Medical topic: Alzheimer's Disease. This case connects the episode's patient presentation to diagnostic reasoning, treatment choice, consent, escalation, and follow-up risk.

Episode shows
Daniel Cobb is documented in the episode medical notes with diagnosis: Alzheimer's Disease. Treatment listed for the case includes Residential care, NGF surgical trial.
Clinical takeaway
Medical topic: Alzheimer's Disease. This case connects the episode's patient presentation to diagnostic reasoning, treatment choice, consent, escalation, and follow-up risk.
Accuracy 3.9/5daniel-cobb-alzheimer-s-disease-2

Case 3

John Driscoll: Alzheimer's Disease

Medical topic: Alzheimer's Disease. This case connects the episode's patient presentation to diagnostic reasoning, treatment choice, consent, escalation, and follow-up risk.

Episode shows
John Driscoll is documented in the episode medical notes with diagnosis: Alzheimer's Disease. Treatment listed for the case includes NGF surgical trial.
Clinical takeaway
Medical topic: Alzheimer's Disease. This case connects the episode's patient presentation to diagnostic reasoning, treatment choice, consent, escalation, and follow-up risk.
Accuracy 3.9/5john-driscoll-alzheimer-s-disease-3

Episode Summary

Don't Deceive Me uses Anthony Windsor: Pseudoaneurysm in the splenic artery; Daniel Cobb: Alzheimer's Disease; John Driscoll: Alzheimer's Disease as the episode's main medical teaching threads. Each case is kept separate so the page can discuss diagnosis, procedure, patient safety, and communication without merging unrelated patients.

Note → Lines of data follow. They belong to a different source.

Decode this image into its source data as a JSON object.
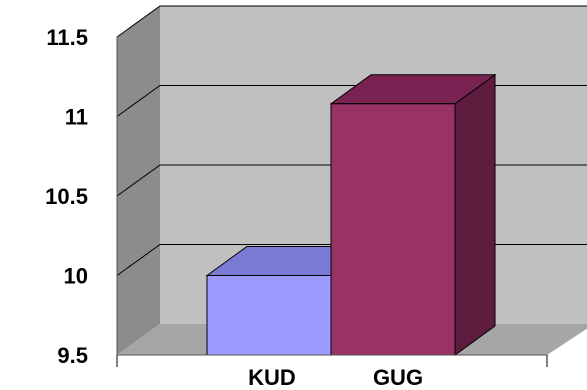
{
  "chart_data": {
    "type": "bar",
    "categories": [
      "KUD",
      "GUG"
    ],
    "values": [
      10.0,
      11.08
    ],
    "title": "",
    "xlabel": "",
    "ylabel": "",
    "ylim": [
      9.5,
      11.5
    ],
    "yticks": [
      "9.5",
      "10",
      "10.5",
      "11",
      "11.5"
    ],
    "grid": true,
    "legend": "none",
    "three_d": true
  },
  "colors": {
    "bar_kud_front": "#9c9cff",
    "bar_kud_top": "#7b7bd6",
    "bar_kud_side": "#6e6ec4",
    "bar_gug_front": "#993366",
    "bar_gug_top": "#7a2352",
    "bar_gug_side": "#5e1c3e",
    "wall": "#c0c0c0",
    "wall_side": "#8c8c8c",
    "floor": "#a6a6a6",
    "gridline": "#000000"
  }
}
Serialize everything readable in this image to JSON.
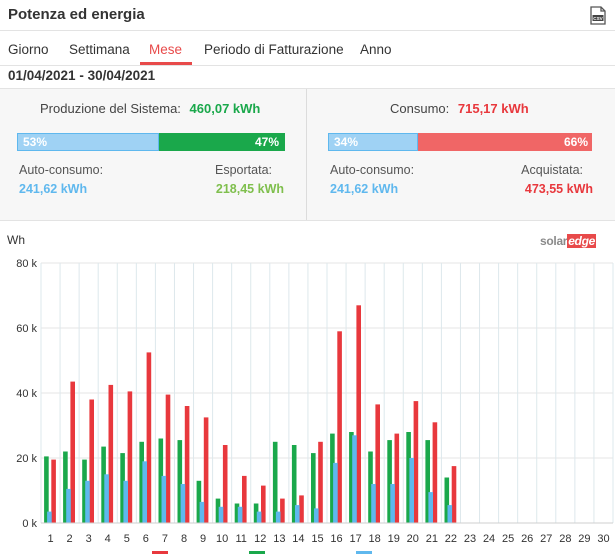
{
  "header": {
    "title": "Potenza ed energia",
    "csv_icon": "csv-file-icon"
  },
  "tabs": [
    {
      "label": "Giorno",
      "active": false
    },
    {
      "label": "Settimana",
      "active": false
    },
    {
      "label": "Mese",
      "active": true
    },
    {
      "label": "Periodo di Fatturazione",
      "active": false
    },
    {
      "label": "Anno",
      "active": false
    }
  ],
  "date_range": "01/04/2021 - 30/04/2021",
  "production": {
    "title": "Produzione del Sistema:",
    "value": "460,07 kWh",
    "self_pct": 53,
    "self_pct_label": "53%",
    "export_pct_label": "47%",
    "self_label": "Auto-consumo:",
    "self_value": "241,62 kWh",
    "export_label": "Esportata:",
    "export_value": "218,45 kWh"
  },
  "consumption": {
    "title": "Consumo:",
    "value": "715,17 kWh",
    "self_pct": 34,
    "self_pct_label": "34%",
    "import_pct_label": "66%",
    "self_label": "Auto-consumo:",
    "self_value": "241,62 kWh",
    "import_label": "Acquistata:",
    "import_value": "473,55 kWh"
  },
  "colors": {
    "accent": "#e84a4a",
    "production": "#1aa84b",
    "consumption": "#e8383d",
    "self_consumption": "#5fb8ee",
    "self_bar": "#9fd2f4",
    "export_text": "#7fbf4d",
    "import_text": "#e8383d"
  },
  "chart": {
    "unit": "Wh",
    "logo_solar": "solar",
    "logo_edge": "edge"
  },
  "chart_data": {
    "type": "bar",
    "ylabel": "Wh",
    "ylim": [
      0,
      80000
    ],
    "yticks": [
      "0 k",
      "20 k",
      "40 k",
      "60 k",
      "80 k"
    ],
    "categories": [
      "1",
      "2",
      "3",
      "4",
      "5",
      "6",
      "7",
      "8",
      "9",
      "10",
      "11",
      "12",
      "13",
      "14",
      "15",
      "16",
      "17",
      "18",
      "19",
      "20",
      "21",
      "22",
      "23",
      "24",
      "25",
      "26",
      "27",
      "28",
      "29",
      "30"
    ],
    "series": [
      {
        "color": "#1aa84b",
        "values": [
          20500,
          22000,
          19500,
          23500,
          21500,
          25000,
          26000,
          25500,
          13000,
          7500,
          6000,
          6000,
          25000,
          24000,
          21500,
          27500,
          28000,
          22000,
          25500,
          28000,
          25500,
          14000,
          null,
          null,
          null,
          null,
          null,
          null,
          null,
          null
        ]
      },
      {
        "color": "#e8383d",
        "values": [
          19500,
          43500,
          38000,
          42500,
          40500,
          52500,
          39500,
          36000,
          32500,
          24000,
          14500,
          11500,
          7500,
          8500,
          25000,
          59000,
          67000,
          36500,
          27500,
          37500,
          31000,
          17500,
          null,
          null,
          null,
          null,
          null,
          null,
          null,
          null
        ]
      },
      {
        "color": "#5fb8ee",
        "values": [
          3500,
          10500,
          13000,
          15000,
          13000,
          19000,
          14500,
          12000,
          6500,
          5000,
          5000,
          3500,
          3500,
          5500,
          4500,
          18500,
          27000,
          12000,
          12000,
          20000,
          9500,
          5500,
          null,
          null,
          null,
          null,
          null,
          null,
          null,
          null
        ]
      }
    ]
  }
}
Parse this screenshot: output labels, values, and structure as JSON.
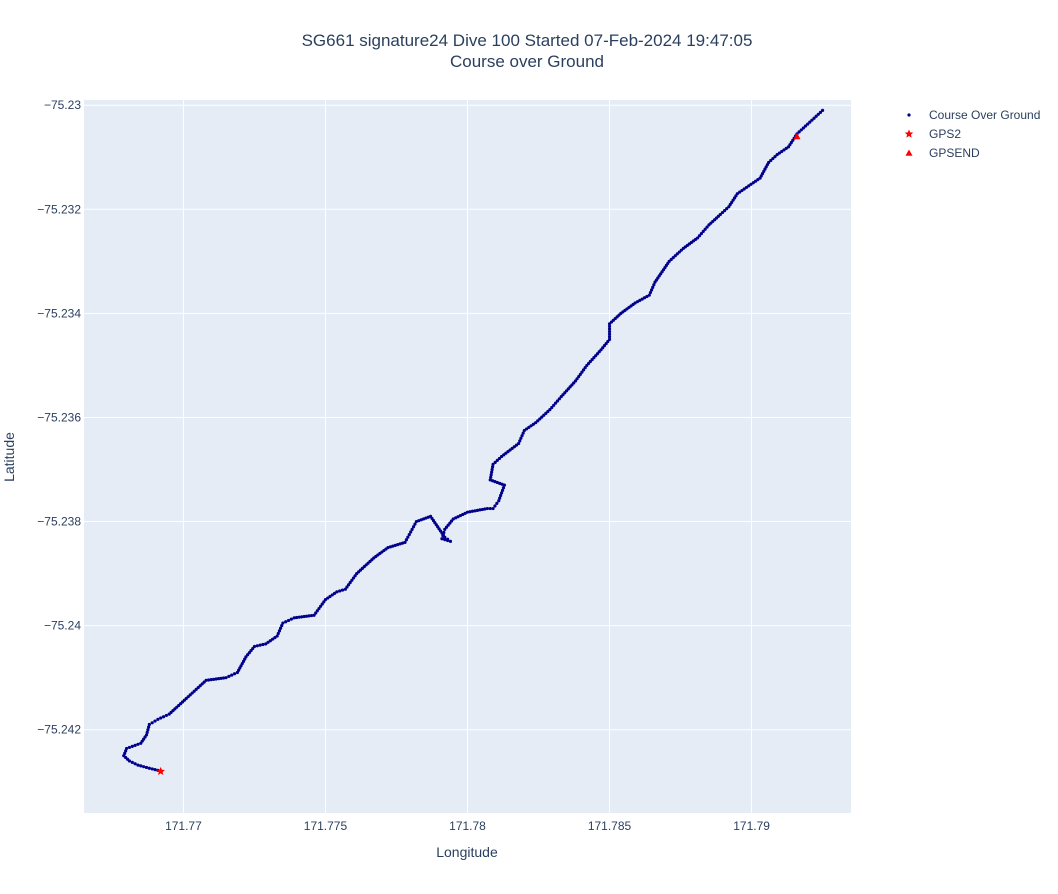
{
  "chart_data": {
    "type": "scatter",
    "title_line1": "SG661 signature24 Dive 100 Started 07-Feb-2024 19:47:05",
    "title_line2": "Course over Ground",
    "xlabel": "Longitude",
    "ylabel": "Latitude",
    "xlim": [
      171.7665,
      171.7935
    ],
    "ylim": [
      -75.2436,
      -75.2299
    ],
    "xticks": [
      171.77,
      171.775,
      171.78,
      171.785,
      171.79
    ],
    "xtick_labels": [
      "171.77",
      "171.775",
      "171.78",
      "171.785",
      "171.79"
    ],
    "yticks": [
      -75.23,
      -75.232,
      -75.234,
      -75.236,
      -75.238,
      -75.24,
      -75.242
    ],
    "ytick_labels": [
      "−75.23",
      "−75.232",
      "−75.234",
      "−75.236",
      "−75.238",
      "−75.24",
      "−75.242"
    ],
    "grid": true,
    "legend_position": "top-right",
    "colors": {
      "plot_bg": "#e5ecf6",
      "grid": "#ffffff",
      "track": "#00008b",
      "gps": "#ff0000",
      "text": "#2a3f5f"
    },
    "series": [
      {
        "name": "Course Over Ground",
        "marker": "dot",
        "color": "#00008b",
        "x": [
          171.7691,
          171.7688,
          171.7684,
          171.7681,
          171.7679,
          171.768,
          171.7683,
          171.7685,
          171.7687,
          171.7688,
          171.7691,
          171.7695,
          171.7701,
          171.7708,
          171.7715,
          171.7719,
          171.7722,
          171.7725,
          171.7729,
          171.7733,
          171.7735,
          171.7739,
          171.7746,
          171.775,
          171.7754,
          171.7757,
          171.7761,
          171.7765,
          171.7767,
          171.7772,
          171.7778,
          171.778,
          171.7782,
          171.7787,
          171.7792,
          171.7794,
          171.7791,
          171.7792,
          171.7795,
          171.78,
          171.7807,
          171.7809,
          171.7811,
          171.7813,
          171.7808,
          171.7809,
          171.7812,
          171.7818,
          171.782,
          171.7824,
          171.7829,
          171.7833,
          171.7838,
          171.7842,
          171.7847,
          171.785,
          171.785,
          171.7854,
          171.7859,
          171.7864,
          171.7866,
          171.7871,
          171.7876,
          171.7881,
          171.7885,
          171.7889,
          171.7892,
          171.7895,
          171.7899,
          171.7903,
          171.7906,
          171.7909,
          171.7913,
          171.7916,
          171.7919,
          171.7922,
          171.7925
        ],
        "y": [
          -75.24278,
          -75.24274,
          -75.24268,
          -75.2426,
          -75.2425,
          -75.24236,
          -75.2423,
          -75.24226,
          -75.2421,
          -75.2419,
          -75.2418,
          -75.2417,
          -75.2414,
          -75.24105,
          -75.241,
          -75.2409,
          -75.2406,
          -75.2404,
          -75.24035,
          -75.2402,
          -75.23995,
          -75.23985,
          -75.2398,
          -75.2395,
          -75.23935,
          -75.2393,
          -75.239,
          -75.2388,
          -75.2387,
          -75.2385,
          -75.2384,
          -75.2382,
          -75.238,
          -75.2379,
          -75.2383,
          -75.23838,
          -75.23833,
          -75.23815,
          -75.23795,
          -75.23782,
          -75.23775,
          -75.23775,
          -75.2376,
          -75.2373,
          -75.2372,
          -75.2369,
          -75.23675,
          -75.2365,
          -75.23625,
          -75.2361,
          -75.23585,
          -75.2356,
          -75.2353,
          -75.235,
          -75.2347,
          -75.2345,
          -75.2342,
          -75.234,
          -75.2338,
          -75.23365,
          -75.2334,
          -75.233,
          -75.23275,
          -75.23255,
          -75.2323,
          -75.2321,
          -75.23195,
          -75.2317,
          -75.23155,
          -75.2314,
          -75.2311,
          -75.23095,
          -75.2308,
          -75.23055,
          -75.2304,
          -75.23025,
          -75.2301
        ]
      },
      {
        "name": "GPS2",
        "marker": "star",
        "color": "#ff0000",
        "x": [
          171.7692
        ],
        "y": [
          -75.2428
        ]
      },
      {
        "name": "GPSEND",
        "marker": "triangle-up",
        "color": "#ff0000",
        "x": [
          171.7916
        ],
        "y": [
          -75.2306
        ]
      }
    ]
  }
}
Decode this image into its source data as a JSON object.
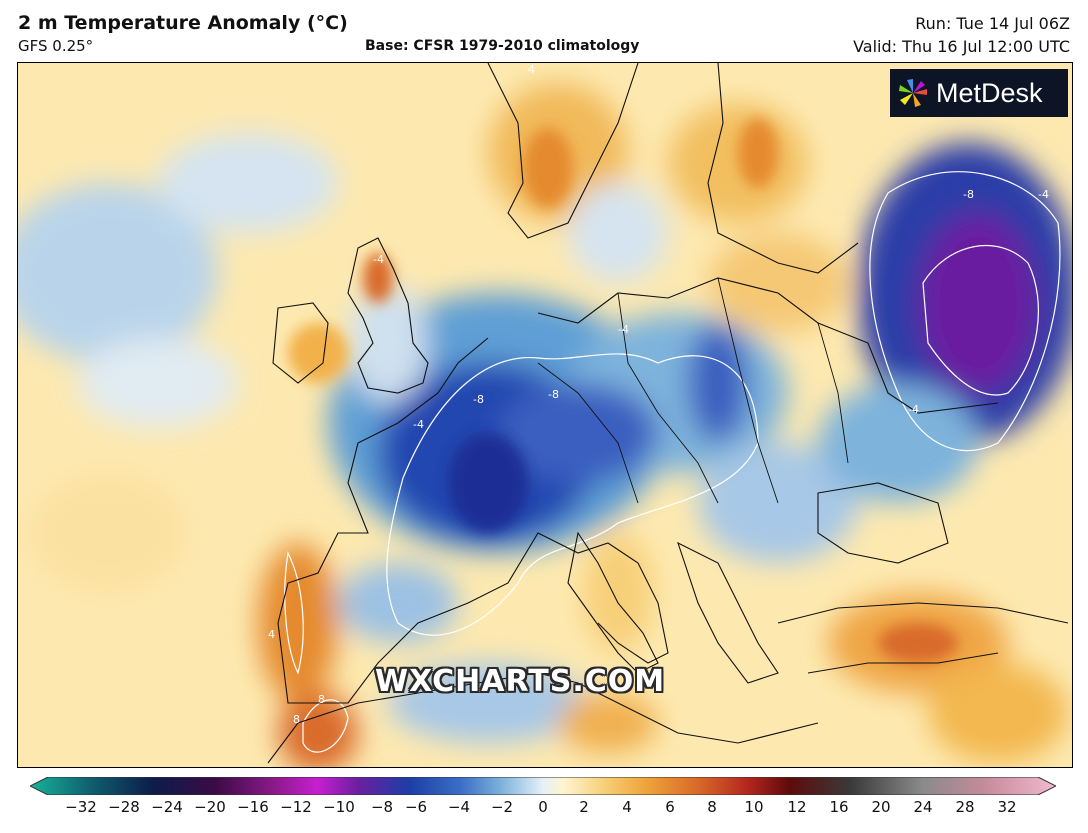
{
  "header": {
    "title": "2 m Temperature Anomaly (°C)",
    "model": "GFS 0.25°",
    "base": "Base: CFSR 1979-2010 climatology",
    "run": "Run: Tue 14 Jul 06Z",
    "valid": "Valid: Thu 16 Jul 12:00 UTC"
  },
  "logo": {
    "text": "MetDesk"
  },
  "watermark": "WXCHARTS.COM",
  "colorbar": {
    "ticks": [
      "−32",
      "−28",
      "−24",
      "−20",
      "−16",
      "−12",
      "−10",
      "−8",
      "−6",
      "−4",
      "−2",
      "0",
      "2",
      "4",
      "6",
      "8",
      "10",
      "12",
      "16",
      "20",
      "24",
      "28",
      "32"
    ]
  },
  "contour_labels": [
    "-4",
    "-8",
    "-4",
    "-8",
    "-8",
    "4",
    "8",
    "-4",
    "4",
    "8",
    "-4",
    "-4"
  ],
  "colors": {
    "land_base": "#fde9b0",
    "cold_light": "#c6dcee",
    "cold_mid": "#5d9fd3",
    "cold_deep": "#1c3ea6",
    "cold_violet": "#5a1a8e",
    "warm_light": "#f7cf78",
    "warm_mid": "#eea43a",
    "warm_deep": "#d96a2a"
  }
}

Differential Diagnosis and Testing Logic

The episode requires case-specific reasoning rather than one broad theme. Anthony Windsor: Pseudoaneurysm in the splenic artery requires clinicians to confirm pseudoaneurysm in the splenic artery with episode-supported findings and appropriate real-world tests. Daniel Cobb: Alzheimer's Disease requires clinicians to confirm alzheimer's disease with episode-supported findings and appropriate real-world tests. John Driscoll: Alzheimer's Disease requires clinicians to confirm alzheimer's disease with episode-supported findings and appropriate real-world tests.

Medical Accuracy Review

The episode is strongest when it connects a visible medical event to a concrete patient outcome. The main compression is workflow: real care would usually involve more imaging review, lab confirmation, consent documentation, specialist coordination, and follow-up than the episode can show.

Sources and Further Reading

Episode evidence: iDRief catalog page, Grey's Anatomy Universe Wiki episode notes, and episode transcript. Medical context: MedlinePlus - Heart Diseases; MedlinePlus - Digestive Diseases; MedlinePlus - Medical Encyclopedia.

Educational Disclaimer

This page is for general education and TV medical analysis only. It is not medical advice, diagnosis, or treatment guidance. iDRief is independent and is not affiliated with any network, studio, streaming service, hospital, medical school, or rights holder.